The Hindu is India’s fastest growing English daily, fourth time in a row

This despite the fact that unlike other dailies like the Times of India, the Hindu has gradually increased its price — and not subsidised it — to capture a wider market for advertisers.

The Ken launched corporate subscription for its South East Asia edition

The Wire turned 5

Platforms

Microsoft is expanding its adoption of NewsGuard

LinkedIn editorial is now LinkedIn news

Facebook will pay $52 million in settlement with moderators who developed PTSD on the job

Apple’s plan for audio articles in its News Plus app

Resource and hacks

How the New York Times Live is adapting its events plans

Events is one of the major revenue streams for news publishers. Depending on the organisation’s burn rate, the money it brings often underwrites operations across quarters. With most event plans for 2020 scrapped, will online events make it up?
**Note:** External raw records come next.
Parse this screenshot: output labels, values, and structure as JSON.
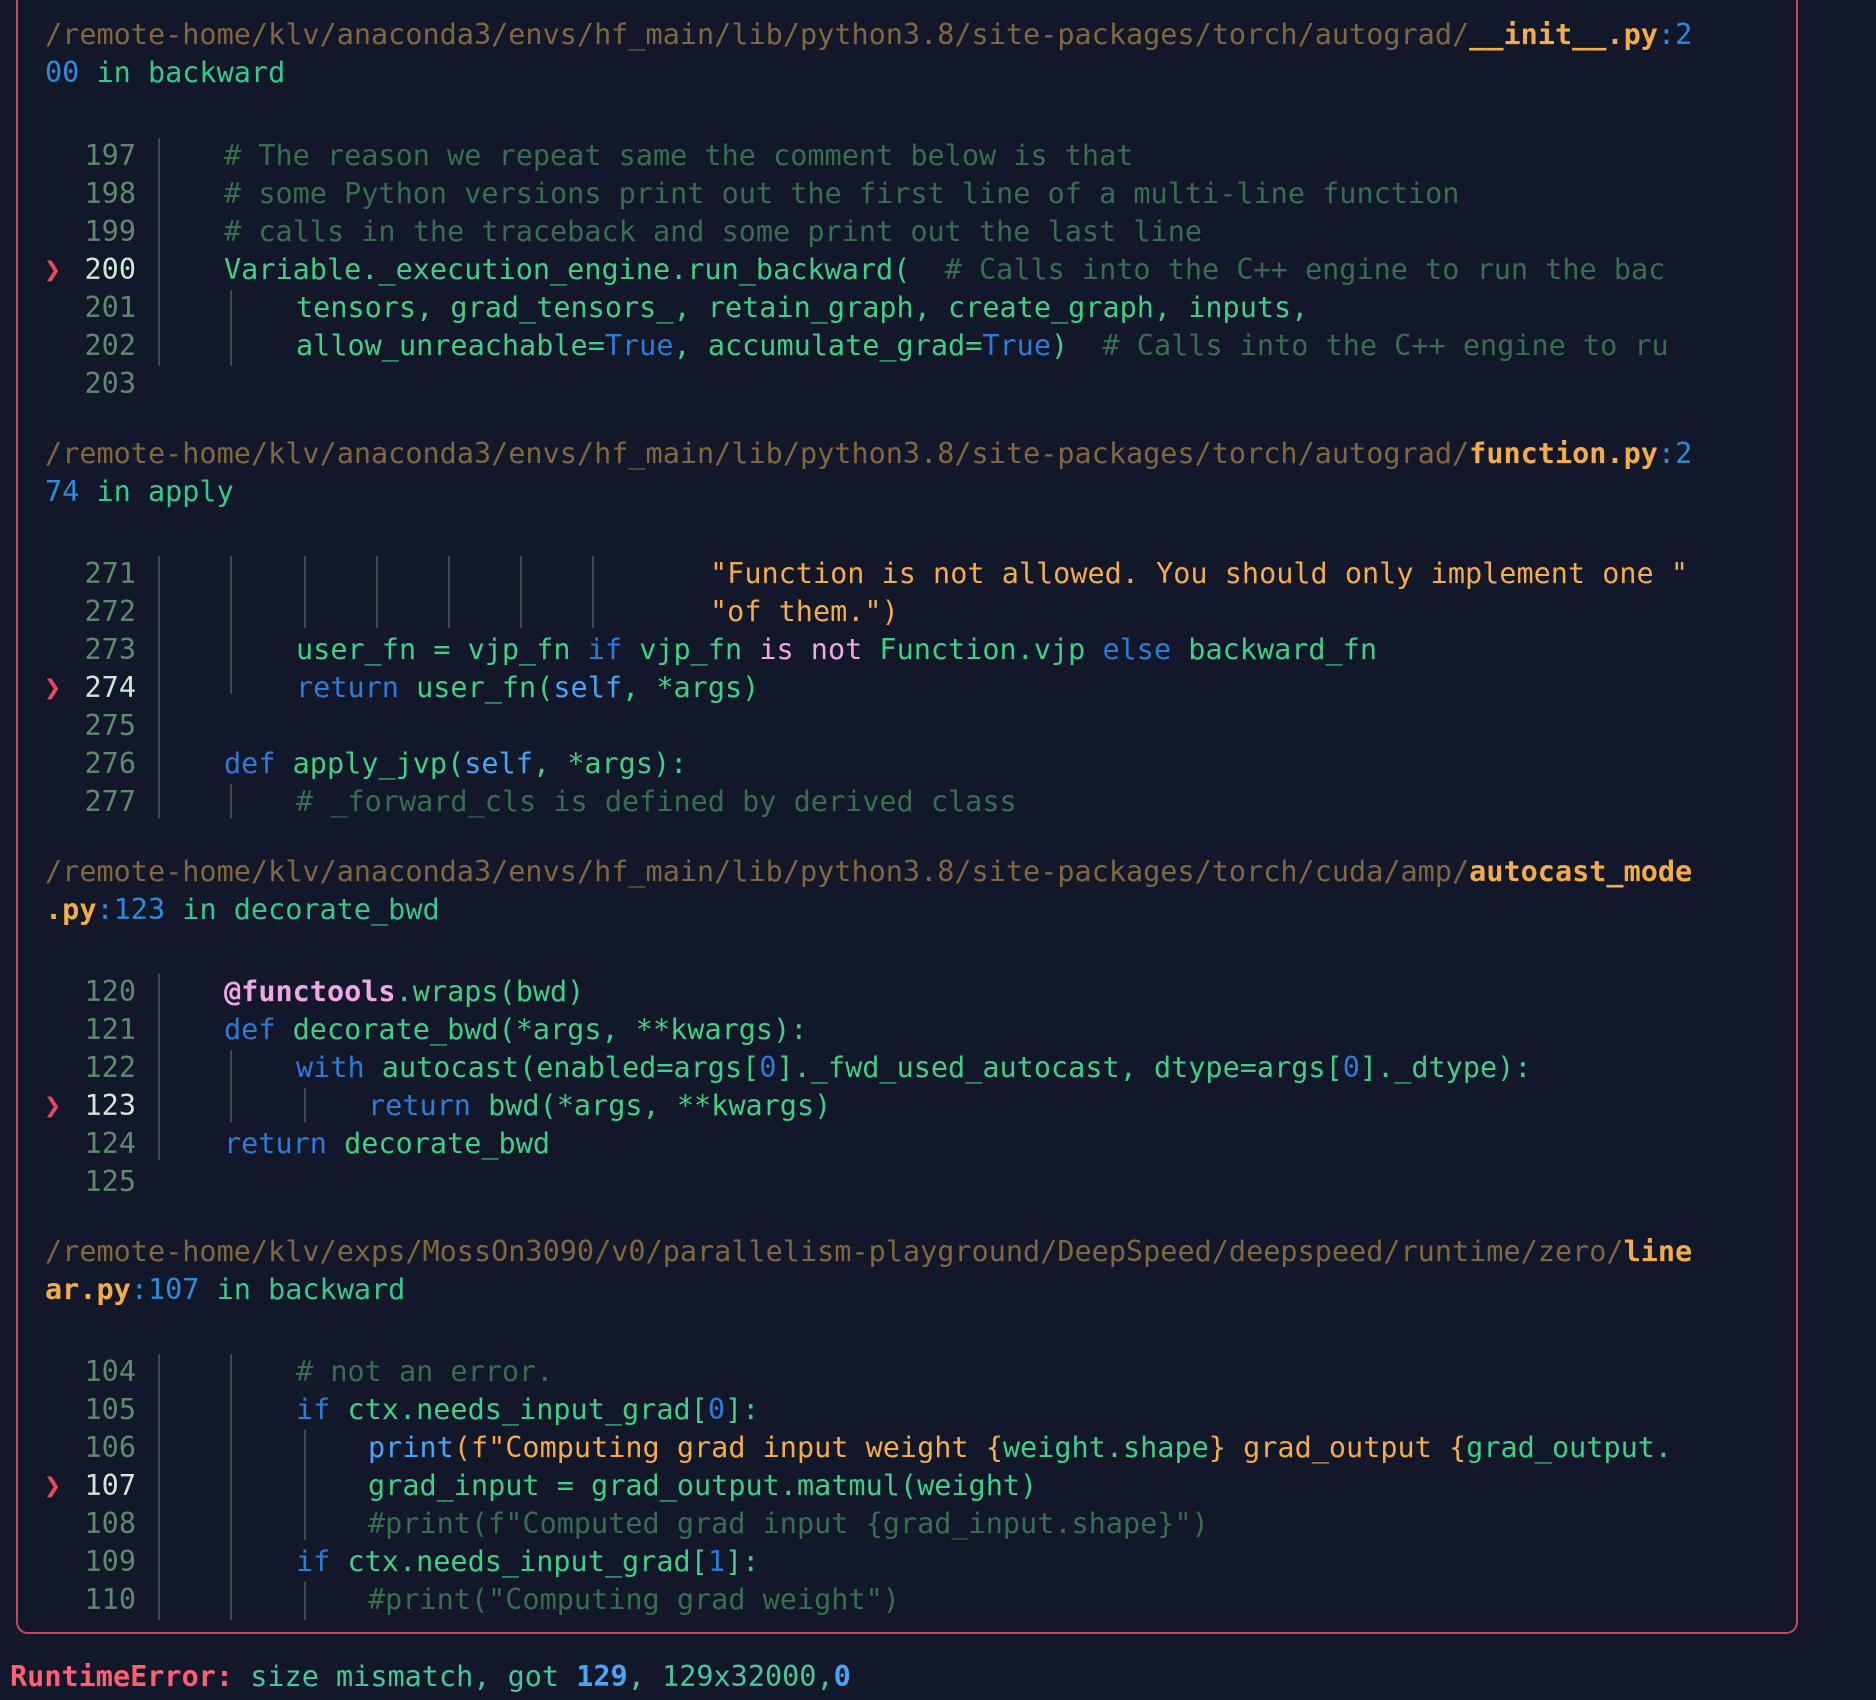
{
  "frames": [
    {
      "path_dir": "/remote-home/klv/anaconda3/envs/hf_main/lib/python3.8/site-packages/torch/autograd/",
      "file": "__init__.py",
      "line_a": ":2",
      "line_b": "00",
      "func": " in backward",
      "lines": [
        {
          "n": "197",
          "code": "# The reason we repeat same the comment below is that"
        },
        {
          "n": "198",
          "code": "# some Python versions print out the first line of a multi-line function"
        },
        {
          "n": "199",
          "code": "# calls in the traceback and some print out the last line"
        },
        {
          "n": "200",
          "marker": "❯",
          "code_a": "Variable._execution_engine.run_backward(",
          "code_b": "  # Calls into the C++ engine to run the bac"
        },
        {
          "n": "201",
          "code": "tensors, grad_tensors_, retain_graph, create_graph, inputs,"
        },
        {
          "n": "202",
          "code_a": "allow_unreachable=",
          "kw1": "True",
          "code_b": ", accumulate_grad=",
          "kw2": "True",
          "code_c": ")",
          "comment": "  # Calls into the C++ engine to ru"
        },
        {
          "n": "203",
          "code": ""
        }
      ]
    },
    {
      "path_dir": "/remote-home/klv/anaconda3/envs/hf_main/lib/python3.8/site-packages/torch/autograd/",
      "file": "function.py",
      "line_a": ":2",
      "line_b": "74",
      "func": " in apply",
      "lines": [
        {
          "n": "271",
          "code": "\"Function is not allowed. You should only implement one \""
        },
        {
          "n": "272",
          "code": "\"of them.\")"
        },
        {
          "n": "273",
          "code_a": "user_fn = vjp_fn ",
          "kw1": "if",
          "code_b": " vjp_fn ",
          "op": "is not",
          "code_c": " Function.vjp ",
          "kw2": "else",
          "code_d": " backward_fn"
        },
        {
          "n": "274",
          "marker": "❯",
          "kw": "return",
          "code_a": " user_fn(",
          "self": "self",
          "code_b": ", *args)"
        },
        {
          "n": "275",
          "code": ""
        },
        {
          "n": "276",
          "kw": "def",
          "code_a": " apply_jvp(",
          "self": "self",
          "code_b": ", *args):"
        },
        {
          "n": "277",
          "code": "# _forward_cls is defined by derived class"
        }
      ]
    },
    {
      "path_dir": "/remote-home/klv/anaconda3/envs/hf_main/lib/python3.8/site-packages/torch/cuda/amp/",
      "file": "autocast_mode",
      "file2": ".py",
      "line_b": ":123",
      "func": " in decorate_bwd",
      "lines": [
        {
          "n": "120",
          "deco": "@functools",
          "code": ".wraps(bwd)"
        },
        {
          "n": "121",
          "kw": "def",
          "code": " decorate_bwd(*args, **kwargs):"
        },
        {
          "n": "122",
          "kw": "with",
          "code_a": " autocast(enabled=args[",
          "n1": "0",
          "code_b": "]._fwd_used_autocast, dtype=args[",
          "n2": "0",
          "code_c": "]._dtype):"
        },
        {
          "n": "123",
          "marker": "❯",
          "kw": "return",
          "code": " bwd(*args, **kwargs)"
        },
        {
          "n": "124",
          "kw": "return",
          "code": " decorate_bwd"
        },
        {
          "n": "125",
          "code": ""
        }
      ]
    },
    {
      "path_dir": "/remote-home/klv/exps/MossOn3090/v0/parallelism-playground/DeepSpeed/deepspeed/runtime/zero/",
      "file": "line",
      "file2": "ar.py",
      "line_b": ":107",
      "func": " in backward",
      "lines": [
        {
          "n": "104",
          "code": "# not an error."
        },
        {
          "n": "105",
          "kw": "if",
          "code_a": " ctx.needs_input_grad[",
          "n1": "0",
          "code_b": "]:"
        },
        {
          "n": "106",
          "fn": "print",
          "code_a": "(f\"Computing grad input weight {",
          "code_b": "weight.shape",
          "code_c": "} grad_output {",
          "code_d": "grad_output."
        },
        {
          "n": "107",
          "marker": "❯",
          "code": "grad_input = grad_output.matmul(weight)"
        },
        {
          "n": "108",
          "code": "#print(f\"Computed grad input {grad_input.shape}\")"
        },
        {
          "n": "109",
          "kw": "if",
          "code_a": " ctx.needs_input_grad[",
          "n1": "1",
          "code_b": "]:"
        },
        {
          "n": "110",
          "code": "#print(\"Computing grad weight\")"
        }
      ]
    }
  ],
  "error": {
    "type": "RuntimeError:",
    "msg_a": " size mismatch, got ",
    "num": "129",
    "msg_b": ", 129x32000,",
    "num2": "0"
  },
  "colors": {
    "background": "#13172a",
    "border": "#c9475a",
    "marker": "#e8485c",
    "path": "#80673f",
    "file": "#f3ac49",
    "keyword": "#2d7bd6",
    "code": "#3fcf86",
    "comment": "#386e4f"
  }
}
How do NPR correspondents report from home?

Part of this: a goldmine for how-tos

Bonus

All episodes of The Office are now playing out over Slack!

I pronounce Slack officially cool again.

***

This was the second edition of Stop Press, an effort that is primarily an exercise to learn more about the hows and why of the news ecosystem. For suggestions and feedback, do write to chitranshu@newslaundry.com.

Most media commentary and analysis is usually on editorial subjects, or cold numbers tracking the media industry. Product and the economics of the ecosystem are mostly missed out on. Stop Press aims to bridge that gap.